Preserving legacy urls

May 16, 2013

URLs have become a ubiquitous part of the web. Memorize domains of popular sites, share youtube links, bookmark pages for later, etc. However, what they really represent is a link to a page with some specific content.

I don't really have much experience running large sites with thousands of pages of content but I had a taste of that experience when migrating my blog from wordpress to pelican. While my blog doesn't get a lot of traffic, I was generating some hits on my django pages. People were landing on my pages directly from google after searching for some specific keywords.

Here's the problem: with my switch to Pelican, I wanted to change up my url structure a bit. This means that the google results that people were clicking on would no longer lead to the content. Naturally, in time, google would recrawl my site and upate those links. But until then, those old links would be invalid. Let's not forget about that one guy who might have bookmarked one of my pages who won't be able to find that content later down the line!

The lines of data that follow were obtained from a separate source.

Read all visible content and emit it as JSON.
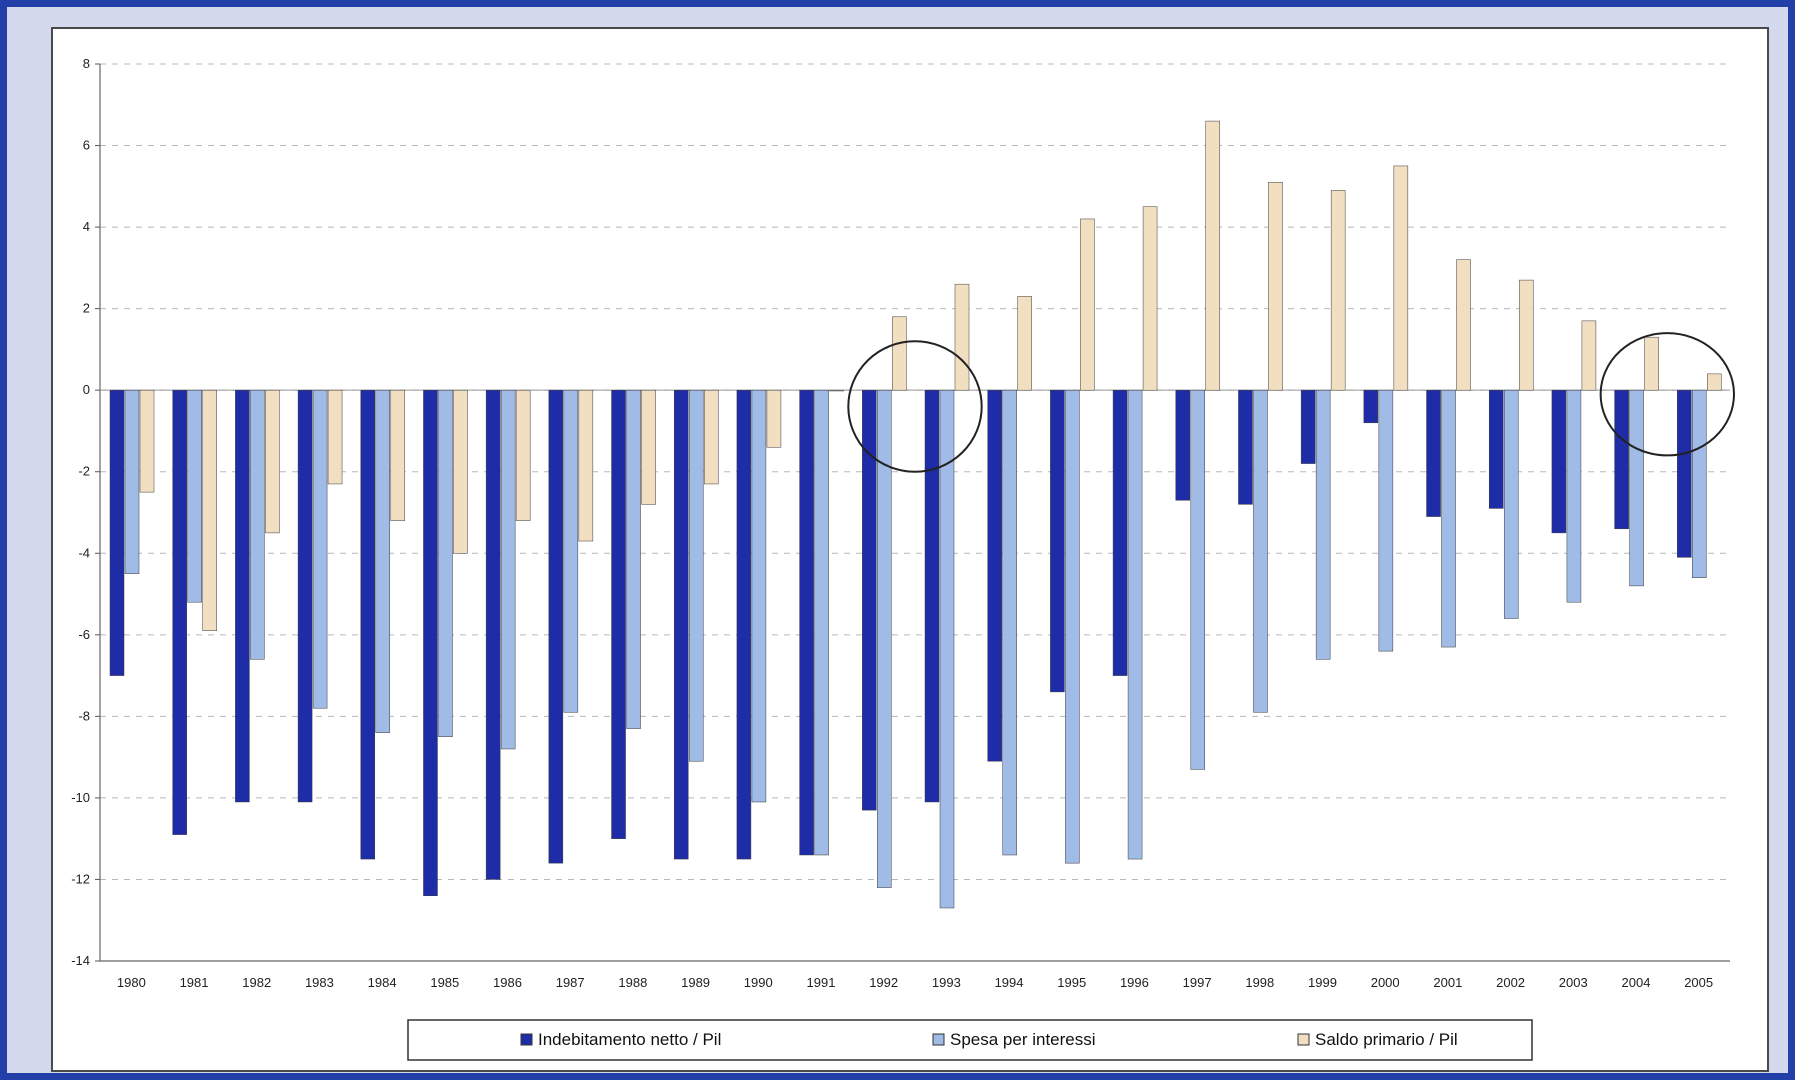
{
  "chart_data": {
    "type": "bar",
    "categories": [
      "1980",
      "1981",
      "1982",
      "1983",
      "1984",
      "1985",
      "1986",
      "1987",
      "1988",
      "1989",
      "1990",
      "1991",
      "1992",
      "1993",
      "1994",
      "1995",
      "1996",
      "1997",
      "1998",
      "1999",
      "2000",
      "2001",
      "2002",
      "2003",
      "2004",
      "2005"
    ],
    "series": [
      {
        "name": "Indebitamento netto / Pil",
        "color": "#1f2ca8",
        "values": [
          -7.0,
          -10.9,
          -10.1,
          -10.1,
          -11.5,
          -12.4,
          -12.0,
          -11.6,
          -11.0,
          -11.5,
          -11.5,
          -11.4,
          -10.3,
          -10.1,
          -9.1,
          -7.4,
          -7.0,
          -2.7,
          -2.8,
          -1.8,
          -0.8,
          -3.1,
          -2.9,
          -3.5,
          -3.4,
          -4.1
        ]
      },
      {
        "name": "Spesa per interessi",
        "color": "#9fbbe6",
        "values": [
          -4.5,
          -5.2,
          -6.6,
          -7.8,
          -8.4,
          -8.5,
          -8.8,
          -7.9,
          -8.3,
          -9.1,
          -10.1,
          -11.4,
          -12.2,
          -12.7,
          -11.4,
          -11.6,
          -11.5,
          -9.3,
          -7.9,
          -6.6,
          -6.4,
          -6.3,
          -5.6,
          -5.2,
          -4.8,
          -4.6
        ]
      },
      {
        "name": "Saldo primario / Pil",
        "color": "#f2dfc2",
        "values": [
          -2.5,
          -5.9,
          -3.5,
          -2.3,
          -3.2,
          -4.0,
          -3.2,
          -3.7,
          -2.8,
          -2.3,
          -1.4,
          0.0,
          1.8,
          2.6,
          2.3,
          4.2,
          4.5,
          6.6,
          5.1,
          4.9,
          5.5,
          3.2,
          2.7,
          1.7,
          1.3,
          0.4
        ]
      }
    ],
    "yticks": [
      "8",
      "6",
      "4",
      "2",
      "0",
      "-2",
      "-4",
      "-6",
      "-8",
      "-10",
      "-12",
      "-14"
    ],
    "ylim": [
      -14,
      8
    ],
    "grid": "horizontal dashed",
    "legend_position": "bottom",
    "annotations": [
      "circle around 1992-1993",
      "circle around 2004-2005"
    ]
  }
}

Obviously this is a bit dramaticized for my small personal blog but it reflects on a larger software problem, backwards compatibility/legacy support. Luckily I only wanted to perserve a handful of urls and utilized nginx's rewrite rules to implement http 301 redirects. Example:

location /index.php/facekey-geekdom-checkin/{
            rewrite ^ http://ralphminderhoud.com/posts/facekey-geekdom-checkin/;
    }

This turned out to be trivially easy and I now have a few rewrite rules in my configuration file to point to the new location for my old posts. However, it made me stop and reflect on the possible magnitude of this problem. What if my blog had 100 posts? 1,000 posts? 10,000? It still would have been possible but would have been a lot more work and I would have had to look at alternative solutions. It's clear to see why banks often still have legacy mainframe computers crunching our credit card transactions. Even if they wanted to migrate to newer systems, I'm sure the cost and complexity of doing so is too prohibitive.